Могли ли ошибаться люди, стоявшие во главе истекавшей кровью, воевавшей и победившей страны? Святотатственный вопрос! И вот уже тираническая, но дилетантская мысль, дурной вкус и воинственное незнание, поднятые на державную высоту, командуют гуманитариями и биологами, физиками и кибернетиками, поэзией и прозой, драматургией и даже музыкой. Жестокий и тупой суд над творчеством сильнейших композиторов века принимается на веру не только людьми, далекими от искусства, но и теми, кто по праву принадлежит к художественной интеллигенции.
Опустошительные «кампании» следуют одна за другой. Карательные акции больше не носят ограниченного, локального характера. Они — пронзительный луч «истины», коему надлежит проникать сквозь любые стены и преграды, высвечивать явление как таковое, изничтожать сходственное, близкое или похожее, карать тех, кто не готов шарахнуться и предать свои убеждения. Враги — космополиты, формалисты, вейсманисты-морганисты, носители «вредоносных» теорий в языкознании, в экономической и исторической науках — фабриковались с легкостью необыкновенной, и тут же приводилась в движение армия журналистов, критиков, толкователей, инквизиторов, легко штамповавшая «врагов» при малейшей в том нужде.
В тупой и однообразной череде этих акций, в их параноической истовости выразилась пора физического заката Сталина. Все должно возникать и родиться по мановению, и нет времени ждать созревания плодов, рождения выдающихся художественных произведений — они должны появиться, их не может не быть в такое благословенное, судьбоносное время. Сгноите жалких людишек, пигмеев, посмевших не восторгаться великим апофеозом, встревожиться судьбой МХАТа, критиковать одобренные пьесы, посмевших внести в патетическую симфонию времени новые, непривычные звуки, этакий «сумбур вместо музыки»!

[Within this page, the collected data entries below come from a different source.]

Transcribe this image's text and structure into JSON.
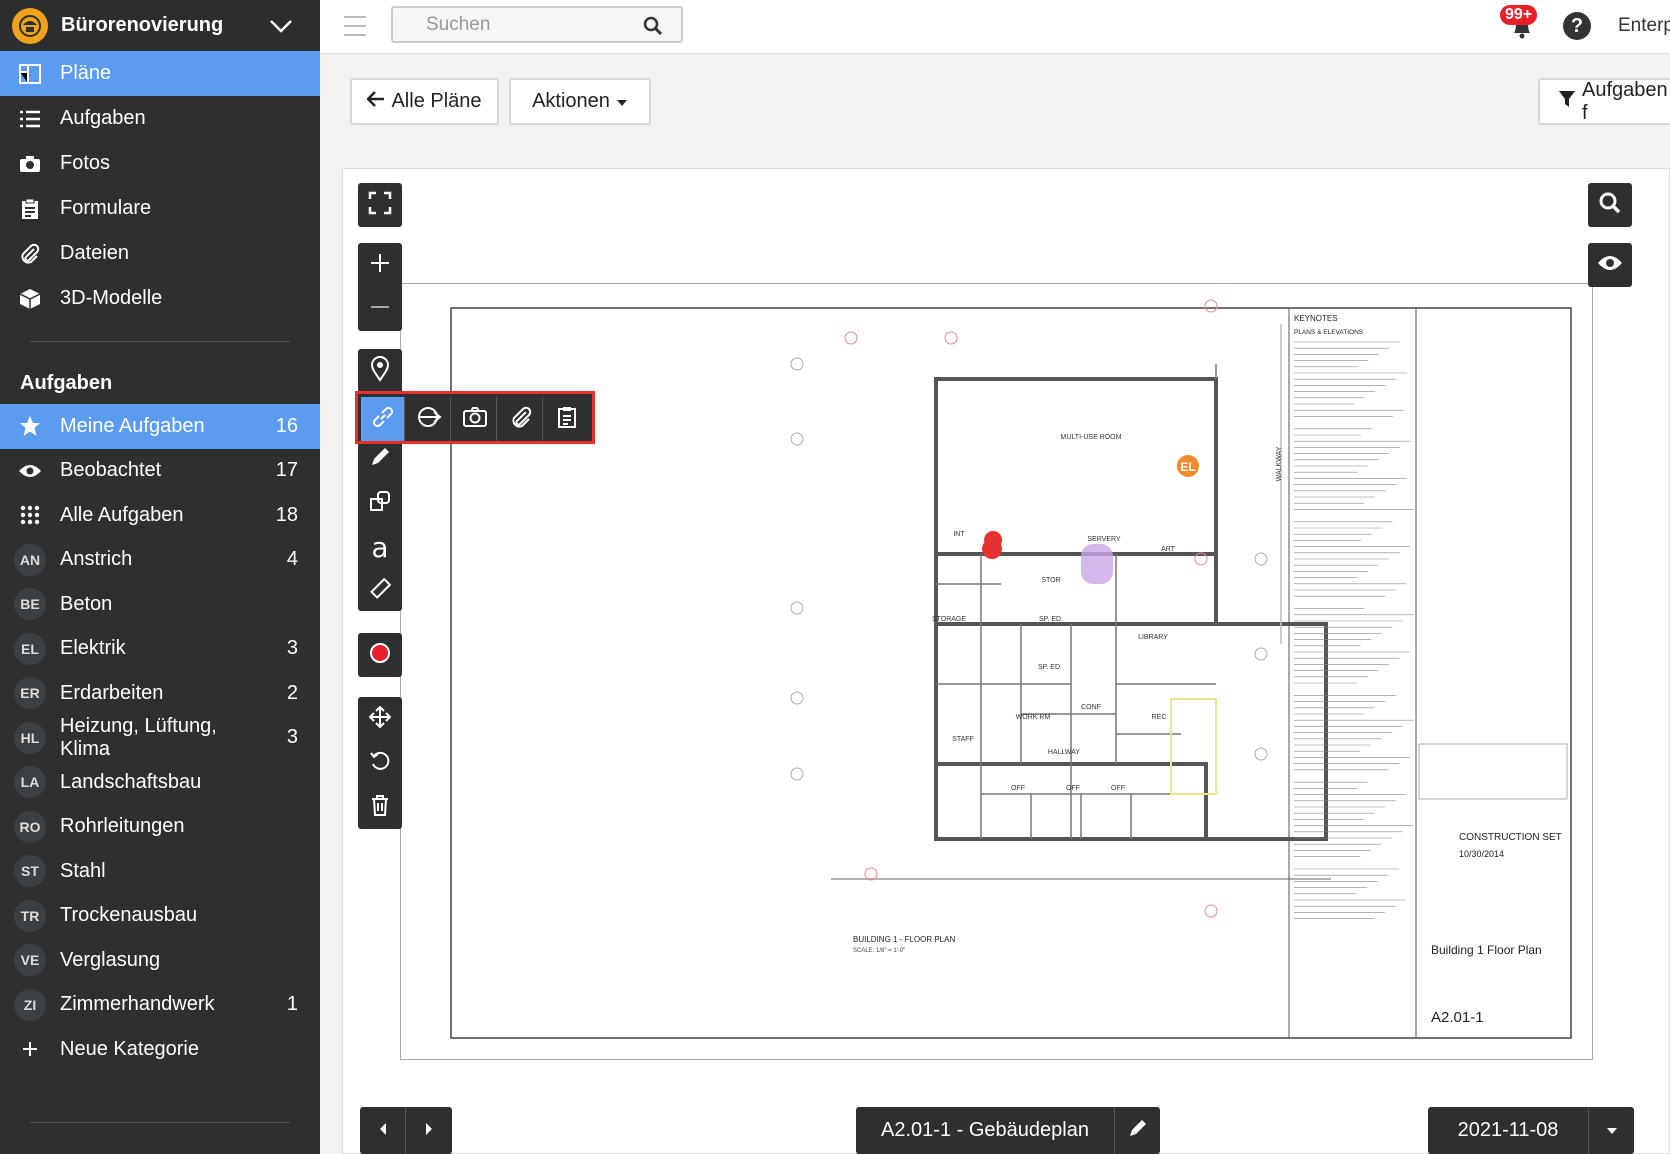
{
  "project": {
    "name": "Bürorenovierung"
  },
  "nav": [
    {
      "label": "Pläne",
      "icon": "plans-icon"
    },
    {
      "label": "Aufgaben",
      "icon": "list-icon"
    },
    {
      "label": "Fotos",
      "icon": "camera-icon"
    },
    {
      "label": "Formulare",
      "icon": "clipboard-icon"
    },
    {
      "label": "Dateien",
      "icon": "paperclip-icon"
    },
    {
      "label": "3D-Modelle",
      "icon": "cube-icon"
    }
  ],
  "tasks_section": {
    "title": "Aufgaben"
  },
  "task_filters": [
    {
      "label": "Meine Aufgaben",
      "count": "16",
      "icon": "star-icon"
    },
    {
      "label": "Beobachtet",
      "count": "17",
      "icon": "eye-icon"
    },
    {
      "label": "Alle Aufgaben",
      "count": "18",
      "icon": "grid-icon"
    }
  ],
  "categories": [
    {
      "abbr": "AN",
      "label": "Anstrich",
      "count": "4"
    },
    {
      "abbr": "BE",
      "label": "Beton",
      "count": ""
    },
    {
      "abbr": "EL",
      "label": "Elektrik",
      "count": "3"
    },
    {
      "abbr": "ER",
      "label": "Erdarbeiten",
      "count": "2"
    },
    {
      "abbr": "HL",
      "label": "Heizung, Lüftung, Klima",
      "count": "3"
    },
    {
      "abbr": "LA",
      "label": "Landschaftsbau",
      "count": ""
    },
    {
      "abbr": "RO",
      "label": "Rohrleitungen",
      "count": ""
    },
    {
      "abbr": "ST",
      "label": "Stahl",
      "count": ""
    },
    {
      "abbr": "TR",
      "label": "Trockenausbau",
      "count": ""
    },
    {
      "abbr": "VE",
      "label": "Verglasung",
      "count": ""
    },
    {
      "abbr": "ZI",
      "label": "Zimmerhandwerk",
      "count": "1"
    }
  ],
  "new_category": {
    "label": "Neue Kategorie"
  },
  "topbar": {
    "search_placeholder": "Suchen",
    "notifications": "99+",
    "help": "?",
    "org": "Enterp"
  },
  "actions": {
    "all_plans": "Alle Pläne",
    "actions": "Aktionen",
    "tasks_filter": "Aufgaben f"
  },
  "plan": {
    "sheet_label": "A2.01-1 - Gebäudeplan",
    "date": "2021-11-08",
    "title_block": {
      "keynotes": "KEYNOTES",
      "plans_elevations": "PLANS & ELEVATIONS",
      "set": "CONSTRUCTION SET",
      "set_date": "10/30/2014",
      "building": "Building 1 Floor Plan",
      "sheet_no": "A2.01-1",
      "plan_title": "BUILDING 1 - FLOOR PLAN",
      "scale": "SCALE: 1/8\" = 1'-0\""
    },
    "rooms": [
      "MULTI-USE ROOM",
      "SERVERY",
      "STOR",
      "STORAGE",
      "SP. ED.",
      "SP. ED",
      "LIBRARY",
      "ART",
      "INT",
      "WORK RM",
      "CONF",
      "REC",
      "STAFF",
      "HALLWAY",
      "OFF",
      "OFF",
      "OFF",
      "WALKWAY"
    ],
    "pin_label": "EL"
  },
  "colors": {
    "accent": "#5b9bf0",
    "sidebar": "#2d2f31",
    "highlight": "#e8302a"
  }
}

Времена заката, падения всегда стремятся выглядеть величественными и пуритански-нравственными, на деле же они отмечены моральным распадом, выходом наружу нечистых страстей. Сталин, издавна испытывавший неприязнь к евреям, долго загонявший внутрь свою нелюбовь (до смерти Ленина в руководстве партии любые проявления юдофобства или шовинизма были невозможны, и после единственно возможная для него позиция интернационалиста томила и держала его в известной стесненности), в пору заката дал выход жадной, ненасытной нелюбви.
В разгроме «безродных космополитов», одной из последних акций сталинизма, национальный вопрос сыграл важную, если не определяющую роль, хотя истребительная война и повелась против мысли как таковой, против любых проявлений духовной независимости. Вольный дух и иронический ум русского Малюгина, оскорблявшая невежд эрудиция армянина Бояджиева, гордая, дерзкая до ребячества самостоятельность Дайреджиева были так же ненавистны су́ровым и софроновым, как и острый, скептический ум еврея Юзовского, и равно подлежали истреблению.
Времена заката торопливы и судорожны. Они не только вытолкнули на поверхность Софронова и Сурова, но и подсказали им тактику, формы ведения борьбы, далекие от литературы и духовности вообще, близкие к политической провокации. Когда шел декабрьский пленум 1948 года по драматургии, Суров уже знал, что может рассчитывать на поддержку Фадеева, но едва ли предполагал, что художник Фадеев зайдет так далеко в категоричности лживых оговоров. «Мы будем судить вас не только за то, что вы напечатали, — грозил в своей речи Александр Фадеев, — но и за ваши речи на собраниях и обсуждениях; не только за то, что вы произносили публично, с трибуны, но и за все ваши слова в кулуарах!»